Wednesday, February 23, 2011

Major Damage in Christchurch NZ from 6.3 Temblor

Brief note on the emergency response to this week's 6.3 temblor in New Zealand, which according to some experts could be a long delayed aftershock from the September quake (a very important question to insurers). The quake on Tuesday wasn't as powerful as the one four months ago, but the September quake's epicenter was deeper and more distant from major population centers, and therefore wasn't as destructive as this week's shake.

One of the international urban search and rescue teams dispatched to Christchurch is CATF-2, housed out of the Los Angeles County Fire Department

Five years ago I had the chance to shadow a deployment exercise by sister team CATF-7, housed out of the Menlo Park (CA) Fire Department. These are elite groups that train constantly and are set up to launch as fast as possible, which can be as little as six to eight hours from the incident. They bring everything they need by way of portable equipment, food, and supplies onto an Air Force transport. Local authorities only need to provide heavy equipment such as cranes and tracked excavators with hydraulic concrete breakers. 

FYI, here's a link to standard search markings used by the US&R task forces, which might help make sense of images you see on TV or on the Net. Photos on Boston.com are here. Collapse-rescue video posted by the Associated Press is here.

All eyes are on the Grand Chancellor Hotel in downtown Christchurch, which is gravely damaged, is noticeably leaning, still settling, and could come down at any moment. Thankfully, no survivors are stranded inside the hotel. 

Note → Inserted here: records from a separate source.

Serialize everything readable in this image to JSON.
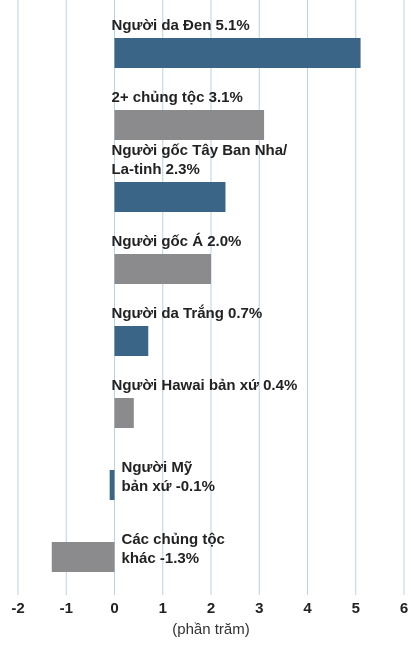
{
  "chart_data": {
    "type": "barh",
    "categories": [
      "Người da Đen",
      "2+ chủng tộc",
      "Người gốc Tây Ban Nha/\nLa-tinh",
      "Người gốc Á",
      "Người da Trắng",
      "Người Hawai bản xứ",
      "Người Mỹ\nbản xứ",
      "Các chủng tộc\nkhác"
    ],
    "values": [
      5.1,
      3.1,
      2.3,
      2.0,
      0.7,
      0.4,
      -0.1,
      -1.3
    ],
    "value_labels": [
      "5.1%",
      "3.1%",
      "2.3%",
      "2.0%",
      "0.7%",
      "0.4%",
      "-0.1%",
      "-1.3%"
    ],
    "colors": [
      "#3b6587",
      "#8b8b8d",
      "#3b6587",
      "#8b8b8d",
      "#3b6587",
      "#8b8b8d",
      "#3b6587",
      "#8b8b8d"
    ],
    "xlim": [
      -2,
      6
    ],
    "xticks": [
      -2,
      -1,
      0,
      1,
      2,
      3,
      4,
      5,
      6
    ],
    "xlabel": "(phần trăm)",
    "grid": true
  }
}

The Grand Chancellor if it falls -- when it falls -- will be one of the tallest structures ever to succumb to an earthquake. Mexico City lost a 22-story building in 1985. News accounts for the Grand Chancellor give its height as somewhere between 22 stories and 27 stories, so I'm guessing it's more than 300 feet tall.

When it comes to high rises, the most vulnerable tend to be unreinforced ones 10 to 15 stories in height, particularly when their resonance frequencies are matched to the ground motions. (Update: I'm advised overnight that the cause of the damage to the Grand Chancellor could not have been due to resonance because the ground motion on Tuesday was a significantly higher frequency than the building's tendency to sway.)

Here's an article I wrote on lessons in earthquake engineering from the Mexico City quake and earlier ones.

Because the hotel's collapse could bring down nearby buildings with debris or even a ground shock, the collapse danger is interfering with searches of buildings as much as four blocks away. Among these is the CTV Building, where much of the death toll occurred. 

My article on the social and technological history of collapse rescue can be found here. Once while writing a feature on firefighting I had the opportunity to put on some bunker gear and crawl through the nooks and crannies of a collapsed-building training facility in Los Angeles: claustrophobia city!